The Squeakquel screening I attended was jammed pack with children, and they seemed uniformly enthusiastic about the movie. The filmmakers have made certain that not one of the film's 88 zippy minutes lags, and they've peppered the story with can't-miss gags (predictably involving flatulence and crotch injuries in the two instances that provoked the greatest laughter). When emotional content is required, the camera lingers on Theodore's tear-filled eyes just long enough to illicit empathetic "aws"—and then races on to the next diversion. And, as in the last film, the decision to have the chipmunks perform only the hottest Top 40 hits insures a hip factor that young kids seem to enjoy.
So perhaps it doesn't matter to the average seven-year-old that The Squeakquel squeaks by on the thinnest of human characters. Dave, traditionally the homosapiens centerpiece of all the chipmunk stories, is barely in this film, and compared to simpleton Toby, the last film's Dave begins to seem like a deeply nuanced character study. The bullies in this film behave highly erratically, moving incomprehensibly between good-natured ribbing and homicidal menace with little provocation. And the "let's-put-on-a-show" storylines in The Squeakquel make the High School Musical scenes they ape look like high art.

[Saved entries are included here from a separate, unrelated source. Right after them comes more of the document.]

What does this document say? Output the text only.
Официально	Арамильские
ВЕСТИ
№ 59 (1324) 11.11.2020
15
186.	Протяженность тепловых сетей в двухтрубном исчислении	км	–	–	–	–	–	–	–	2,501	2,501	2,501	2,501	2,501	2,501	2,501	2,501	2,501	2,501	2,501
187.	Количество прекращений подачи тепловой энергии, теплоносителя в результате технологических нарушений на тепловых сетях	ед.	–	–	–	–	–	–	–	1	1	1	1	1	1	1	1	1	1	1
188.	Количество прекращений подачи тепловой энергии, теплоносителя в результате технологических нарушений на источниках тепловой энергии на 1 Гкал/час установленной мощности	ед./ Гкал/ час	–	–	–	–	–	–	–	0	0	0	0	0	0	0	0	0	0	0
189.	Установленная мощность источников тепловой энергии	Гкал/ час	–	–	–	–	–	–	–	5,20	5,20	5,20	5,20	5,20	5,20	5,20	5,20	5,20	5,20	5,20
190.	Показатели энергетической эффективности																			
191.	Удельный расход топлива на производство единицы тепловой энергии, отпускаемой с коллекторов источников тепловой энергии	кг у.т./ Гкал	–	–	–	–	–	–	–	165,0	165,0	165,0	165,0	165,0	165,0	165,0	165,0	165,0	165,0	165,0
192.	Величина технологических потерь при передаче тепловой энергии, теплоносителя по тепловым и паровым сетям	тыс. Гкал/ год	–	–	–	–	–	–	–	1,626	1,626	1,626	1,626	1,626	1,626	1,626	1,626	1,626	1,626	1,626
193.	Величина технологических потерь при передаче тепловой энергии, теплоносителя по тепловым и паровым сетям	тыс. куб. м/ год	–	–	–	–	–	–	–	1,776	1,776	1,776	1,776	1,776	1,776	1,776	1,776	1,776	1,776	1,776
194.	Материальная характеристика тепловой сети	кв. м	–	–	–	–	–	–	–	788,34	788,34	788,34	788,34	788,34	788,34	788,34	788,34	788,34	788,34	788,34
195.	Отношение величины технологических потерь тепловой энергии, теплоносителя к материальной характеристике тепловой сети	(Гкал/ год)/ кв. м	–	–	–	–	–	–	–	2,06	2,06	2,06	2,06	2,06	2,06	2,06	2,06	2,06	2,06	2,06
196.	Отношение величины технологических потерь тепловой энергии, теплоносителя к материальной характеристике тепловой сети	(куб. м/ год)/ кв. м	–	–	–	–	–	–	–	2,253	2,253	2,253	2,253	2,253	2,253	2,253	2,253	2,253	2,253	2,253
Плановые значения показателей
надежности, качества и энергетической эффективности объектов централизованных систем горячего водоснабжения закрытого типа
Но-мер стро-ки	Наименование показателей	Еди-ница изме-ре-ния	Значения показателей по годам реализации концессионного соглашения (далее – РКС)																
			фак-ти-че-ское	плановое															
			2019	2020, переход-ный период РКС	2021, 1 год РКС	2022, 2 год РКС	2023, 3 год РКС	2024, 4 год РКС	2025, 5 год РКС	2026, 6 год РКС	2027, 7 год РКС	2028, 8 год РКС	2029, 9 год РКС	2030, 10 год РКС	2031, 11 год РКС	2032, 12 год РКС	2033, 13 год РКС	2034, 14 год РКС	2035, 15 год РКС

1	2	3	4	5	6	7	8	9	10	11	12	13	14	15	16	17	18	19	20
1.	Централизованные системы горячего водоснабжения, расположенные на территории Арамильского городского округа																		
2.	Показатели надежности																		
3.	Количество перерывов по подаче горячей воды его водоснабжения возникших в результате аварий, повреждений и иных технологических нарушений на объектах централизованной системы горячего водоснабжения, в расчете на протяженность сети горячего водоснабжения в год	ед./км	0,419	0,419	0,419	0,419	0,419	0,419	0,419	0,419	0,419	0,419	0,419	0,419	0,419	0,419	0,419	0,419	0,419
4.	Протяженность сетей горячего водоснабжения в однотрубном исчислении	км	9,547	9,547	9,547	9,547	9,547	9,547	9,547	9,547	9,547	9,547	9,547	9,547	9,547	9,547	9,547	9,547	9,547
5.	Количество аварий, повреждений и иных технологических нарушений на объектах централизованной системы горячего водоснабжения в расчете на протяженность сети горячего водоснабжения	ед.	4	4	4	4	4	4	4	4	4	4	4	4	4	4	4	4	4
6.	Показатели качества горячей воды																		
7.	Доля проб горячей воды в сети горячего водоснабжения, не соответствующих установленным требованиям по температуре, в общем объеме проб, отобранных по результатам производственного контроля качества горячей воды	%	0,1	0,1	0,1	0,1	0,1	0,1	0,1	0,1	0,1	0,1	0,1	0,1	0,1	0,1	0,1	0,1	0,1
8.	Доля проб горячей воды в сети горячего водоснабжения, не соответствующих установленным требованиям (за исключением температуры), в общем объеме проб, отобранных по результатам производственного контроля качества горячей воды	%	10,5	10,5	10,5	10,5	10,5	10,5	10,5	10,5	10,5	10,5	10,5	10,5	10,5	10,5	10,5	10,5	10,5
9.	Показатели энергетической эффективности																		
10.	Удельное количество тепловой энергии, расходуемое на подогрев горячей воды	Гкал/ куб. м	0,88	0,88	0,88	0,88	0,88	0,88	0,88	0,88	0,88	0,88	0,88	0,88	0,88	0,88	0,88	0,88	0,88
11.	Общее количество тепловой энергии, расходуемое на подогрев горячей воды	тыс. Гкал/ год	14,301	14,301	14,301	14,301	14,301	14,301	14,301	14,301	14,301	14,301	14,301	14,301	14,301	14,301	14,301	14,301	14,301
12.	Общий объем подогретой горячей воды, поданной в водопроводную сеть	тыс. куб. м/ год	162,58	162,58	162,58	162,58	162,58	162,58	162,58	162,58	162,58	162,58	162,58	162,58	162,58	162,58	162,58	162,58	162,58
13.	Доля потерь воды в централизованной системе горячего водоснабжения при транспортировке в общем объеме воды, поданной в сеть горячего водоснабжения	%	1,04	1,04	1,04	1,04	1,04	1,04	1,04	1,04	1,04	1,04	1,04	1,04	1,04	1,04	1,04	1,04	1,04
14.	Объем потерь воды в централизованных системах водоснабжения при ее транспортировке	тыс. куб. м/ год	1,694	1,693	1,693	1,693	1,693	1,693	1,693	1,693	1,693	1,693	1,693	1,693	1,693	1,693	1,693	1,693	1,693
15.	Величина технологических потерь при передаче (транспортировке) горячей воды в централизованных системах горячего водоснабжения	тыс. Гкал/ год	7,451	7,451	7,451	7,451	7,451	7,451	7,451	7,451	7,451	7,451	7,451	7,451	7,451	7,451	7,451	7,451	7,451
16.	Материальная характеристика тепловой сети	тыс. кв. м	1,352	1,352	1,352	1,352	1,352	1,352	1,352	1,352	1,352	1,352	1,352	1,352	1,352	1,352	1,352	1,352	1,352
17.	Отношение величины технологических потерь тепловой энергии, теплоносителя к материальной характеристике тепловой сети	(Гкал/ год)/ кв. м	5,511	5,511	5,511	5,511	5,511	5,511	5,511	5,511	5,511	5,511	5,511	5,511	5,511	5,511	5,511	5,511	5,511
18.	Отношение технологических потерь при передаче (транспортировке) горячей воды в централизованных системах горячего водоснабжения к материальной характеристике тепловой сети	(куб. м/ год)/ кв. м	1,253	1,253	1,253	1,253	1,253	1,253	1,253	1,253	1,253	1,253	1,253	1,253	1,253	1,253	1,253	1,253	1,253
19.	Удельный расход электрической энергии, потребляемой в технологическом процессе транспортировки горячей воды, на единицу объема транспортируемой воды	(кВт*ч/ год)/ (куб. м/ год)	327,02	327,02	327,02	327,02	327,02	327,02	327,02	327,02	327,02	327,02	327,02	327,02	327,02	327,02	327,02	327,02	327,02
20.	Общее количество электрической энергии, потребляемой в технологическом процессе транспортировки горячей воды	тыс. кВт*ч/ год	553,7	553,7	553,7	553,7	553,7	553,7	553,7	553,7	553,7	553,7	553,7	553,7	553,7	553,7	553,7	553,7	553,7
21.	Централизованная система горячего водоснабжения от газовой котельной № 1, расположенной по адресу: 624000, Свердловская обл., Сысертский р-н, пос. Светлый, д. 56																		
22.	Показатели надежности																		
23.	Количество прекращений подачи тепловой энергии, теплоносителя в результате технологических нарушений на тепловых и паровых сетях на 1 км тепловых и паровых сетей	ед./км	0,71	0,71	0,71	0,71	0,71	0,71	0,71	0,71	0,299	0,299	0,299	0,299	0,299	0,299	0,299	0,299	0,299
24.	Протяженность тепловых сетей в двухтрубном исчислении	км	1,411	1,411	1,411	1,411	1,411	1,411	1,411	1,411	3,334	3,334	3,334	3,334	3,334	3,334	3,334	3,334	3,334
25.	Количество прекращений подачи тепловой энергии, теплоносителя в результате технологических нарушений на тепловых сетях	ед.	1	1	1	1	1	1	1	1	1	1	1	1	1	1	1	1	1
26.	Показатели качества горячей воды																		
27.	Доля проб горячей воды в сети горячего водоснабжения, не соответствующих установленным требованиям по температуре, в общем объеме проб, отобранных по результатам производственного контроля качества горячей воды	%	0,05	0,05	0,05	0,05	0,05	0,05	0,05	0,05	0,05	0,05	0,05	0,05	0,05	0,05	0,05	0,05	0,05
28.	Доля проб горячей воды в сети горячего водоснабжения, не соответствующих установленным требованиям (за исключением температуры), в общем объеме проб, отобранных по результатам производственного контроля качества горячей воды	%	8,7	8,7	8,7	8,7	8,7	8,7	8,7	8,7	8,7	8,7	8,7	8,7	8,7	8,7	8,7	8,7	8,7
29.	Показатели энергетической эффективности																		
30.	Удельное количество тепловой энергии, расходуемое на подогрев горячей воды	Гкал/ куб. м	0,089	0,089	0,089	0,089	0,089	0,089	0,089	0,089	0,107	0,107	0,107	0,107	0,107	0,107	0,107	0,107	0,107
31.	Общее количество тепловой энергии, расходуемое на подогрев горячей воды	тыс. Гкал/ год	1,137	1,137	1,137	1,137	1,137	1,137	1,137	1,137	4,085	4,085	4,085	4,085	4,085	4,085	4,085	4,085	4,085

Of course, originality, coherent plotlines, and developed characters are probably asking a lot of a movie about singing rodents. Families looking for a pleasant diversion will get what they pay for with The Squeakquel. Like the catchy but ultimately empty pop ditties the chipmunks sing, this film is harmless, entertaining and disposable. In other words, it's another hit.
Talk About ItDiscussion starters
- Alvin's need for attention makes him funny and entertaining, but also sometimes inconsiderate of—or even dangerous to—others. Are you or your friends "life of the party" types? How do you balance having fun and thinking about others?
- Toby's shyness has kept him from getting to know the girl he likes or doing much with his life. Can you relate? What are some good ways to get past feeling awkward socially?
- Dave felt the chipmunks should have time away from the spotlight to live real life. Do you think fame is always unhealthy?
- Ian's desire for success made him fall into the same old patterns of using other people (and animals). Is it possible to be a good businessperson and still put the needs of others first?
The Family CornerFor parents to consider
Alvin and the Chipmunks: The Squeakquel is rated PG for some mild rude humor. Other than some scatological humor (one extended flatulence joke and a scene in which a villain receives an injury to his crotch), it's fairly wholesome. Some parents may find The Chipettes' wardrobe and dance moves to be a silly but annoying endorsement of the suggestive physicality that dominates much of today's pop music. There are one or two usages of the Lord's name in vain, and a few almost-curses (in which a character's dialogue trails off before the objectionable word is spoken).